From Congress's point of view, CAFE is useful because it keeps people from thinking that Congress is taxing them. What CAFE does is to impose a tax on fuel-inefficient vehicles which is then rebated as a subsidy on fuel-efficient vehicles. This tax, however, is collected and then rebated by the auto manufacturers themselves--they reduce prices on fuel-efficient vehicles below what they would otherwise be in order to meet their CAFE targets, and make it up by raising margins on fuel-inefficient vehicles.
Thus Congress is far from the scene of the tax. The problem is that, as Andrew says, it is a lousy tax to be levying. What we want to tax is gasoline usage, and taxing fuel-inefficient vehicles is a lousy substitute.
Twelve years ago the Clinton administration proposed such a tax--an energy usage ("BTU") tax. Think how much better off we would be on how many dimensions if that tax had been passed back in 1993.
Vox Baby: Don't Linger in this CAFE: ...driving an SUV... a vehicle subject to the lower standards of fuel economy for light trucks under the CAFE regulations. Like many of my liberal friends in rural New England, I drive a Subaru Outback. I had no idea at the time I purchased it that it qualifies as a light truck.... I think the CAFE standards are lunacy as currently conceived, and I'll cite three issues. The first issue, as I've alluded to earlier, is that the problem we care about is total usage of gasoline. Total use is the amount of miles driven divided by fuel economy. CAFE standards, at best, address fuel economy, but they provide no incentive to economize on the number of miles driven. This is why a gas tax is better--it allows people to decide how they want to conserve on fuel usage, fewer miles or fewer gallons per mile.
The second issue is that the CAFE standards operate at the level of a fleet of vehicles produced by one manufacturer.... Why provide an incentive for Toyota to make larger cars just because it happens to make good small cars? If the objective is to regulate the average fuel economy of all cars on the road, then there ought to be a tradable permit system established. We would get a better variety of cars on the market, though not at any one particular dealer. Pure welfare gain.
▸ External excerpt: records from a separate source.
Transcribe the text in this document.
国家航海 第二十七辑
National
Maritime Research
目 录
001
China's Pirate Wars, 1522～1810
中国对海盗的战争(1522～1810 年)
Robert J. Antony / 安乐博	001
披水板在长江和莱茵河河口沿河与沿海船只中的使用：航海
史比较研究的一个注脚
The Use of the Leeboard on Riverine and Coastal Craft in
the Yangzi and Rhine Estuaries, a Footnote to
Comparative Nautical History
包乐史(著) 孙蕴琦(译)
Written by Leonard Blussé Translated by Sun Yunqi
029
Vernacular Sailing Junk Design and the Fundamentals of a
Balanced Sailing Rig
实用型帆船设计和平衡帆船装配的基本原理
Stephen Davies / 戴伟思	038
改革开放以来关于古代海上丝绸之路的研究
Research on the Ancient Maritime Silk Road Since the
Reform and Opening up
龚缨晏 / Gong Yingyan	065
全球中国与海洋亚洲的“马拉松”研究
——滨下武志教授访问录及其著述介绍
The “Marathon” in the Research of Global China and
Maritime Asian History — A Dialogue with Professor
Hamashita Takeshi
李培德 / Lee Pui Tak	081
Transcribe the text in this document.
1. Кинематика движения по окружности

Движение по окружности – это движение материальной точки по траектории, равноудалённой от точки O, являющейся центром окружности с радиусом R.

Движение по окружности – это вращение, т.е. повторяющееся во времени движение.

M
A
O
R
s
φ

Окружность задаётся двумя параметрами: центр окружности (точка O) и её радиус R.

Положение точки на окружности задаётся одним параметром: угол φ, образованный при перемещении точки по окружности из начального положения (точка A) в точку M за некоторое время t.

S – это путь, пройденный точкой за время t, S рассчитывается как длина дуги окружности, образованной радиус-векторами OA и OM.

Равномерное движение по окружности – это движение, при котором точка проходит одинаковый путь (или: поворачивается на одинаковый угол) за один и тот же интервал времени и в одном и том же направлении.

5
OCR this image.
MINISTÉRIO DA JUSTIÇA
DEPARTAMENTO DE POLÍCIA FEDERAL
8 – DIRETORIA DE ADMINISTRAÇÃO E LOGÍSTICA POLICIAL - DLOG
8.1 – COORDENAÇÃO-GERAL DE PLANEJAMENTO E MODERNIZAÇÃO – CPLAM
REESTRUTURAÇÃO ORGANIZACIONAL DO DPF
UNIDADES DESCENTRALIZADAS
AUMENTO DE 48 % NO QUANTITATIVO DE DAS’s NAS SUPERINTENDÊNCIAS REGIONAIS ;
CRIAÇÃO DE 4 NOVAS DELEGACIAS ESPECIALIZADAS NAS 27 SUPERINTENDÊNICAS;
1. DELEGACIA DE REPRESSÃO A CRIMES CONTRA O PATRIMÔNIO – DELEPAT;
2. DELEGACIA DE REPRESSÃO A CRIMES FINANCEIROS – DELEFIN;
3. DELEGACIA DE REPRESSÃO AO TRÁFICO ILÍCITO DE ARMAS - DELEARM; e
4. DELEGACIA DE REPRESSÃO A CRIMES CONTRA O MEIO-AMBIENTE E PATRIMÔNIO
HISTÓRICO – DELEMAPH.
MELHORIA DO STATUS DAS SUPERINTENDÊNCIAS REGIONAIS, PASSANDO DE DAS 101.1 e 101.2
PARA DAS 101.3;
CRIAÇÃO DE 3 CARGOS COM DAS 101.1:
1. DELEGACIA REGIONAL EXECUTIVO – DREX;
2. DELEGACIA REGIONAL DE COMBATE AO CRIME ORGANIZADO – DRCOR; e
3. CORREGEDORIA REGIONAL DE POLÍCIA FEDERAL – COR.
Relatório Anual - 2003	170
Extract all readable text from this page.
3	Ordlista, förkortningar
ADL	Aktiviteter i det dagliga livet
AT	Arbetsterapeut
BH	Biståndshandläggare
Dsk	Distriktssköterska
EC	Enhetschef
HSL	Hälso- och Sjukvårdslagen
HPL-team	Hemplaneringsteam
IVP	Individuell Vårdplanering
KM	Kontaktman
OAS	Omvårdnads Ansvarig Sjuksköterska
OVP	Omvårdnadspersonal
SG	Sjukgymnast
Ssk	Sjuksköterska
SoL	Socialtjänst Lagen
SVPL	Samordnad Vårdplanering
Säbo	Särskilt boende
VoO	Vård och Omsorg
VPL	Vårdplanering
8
The third issue is that the CAFE standards operate in a hidden fashion, and as a result there have been plenty of abuses. CAFE standards are negotiated behind the scenes with a few entities (the manufacturers). They lobby for complexity and then exploit loopholes, like the different standards for cars and light trucks or, as I fear, all these new flavors of SUV. Lack of transparency is the enabler of bad policy. Is there anything more transparent than a gas tax at the pump?
Keep it simple. Scrap CAFE, set a higher gas tax, and return the aggregate revenues from that gas tax through lower income taxes in a progressive fashion.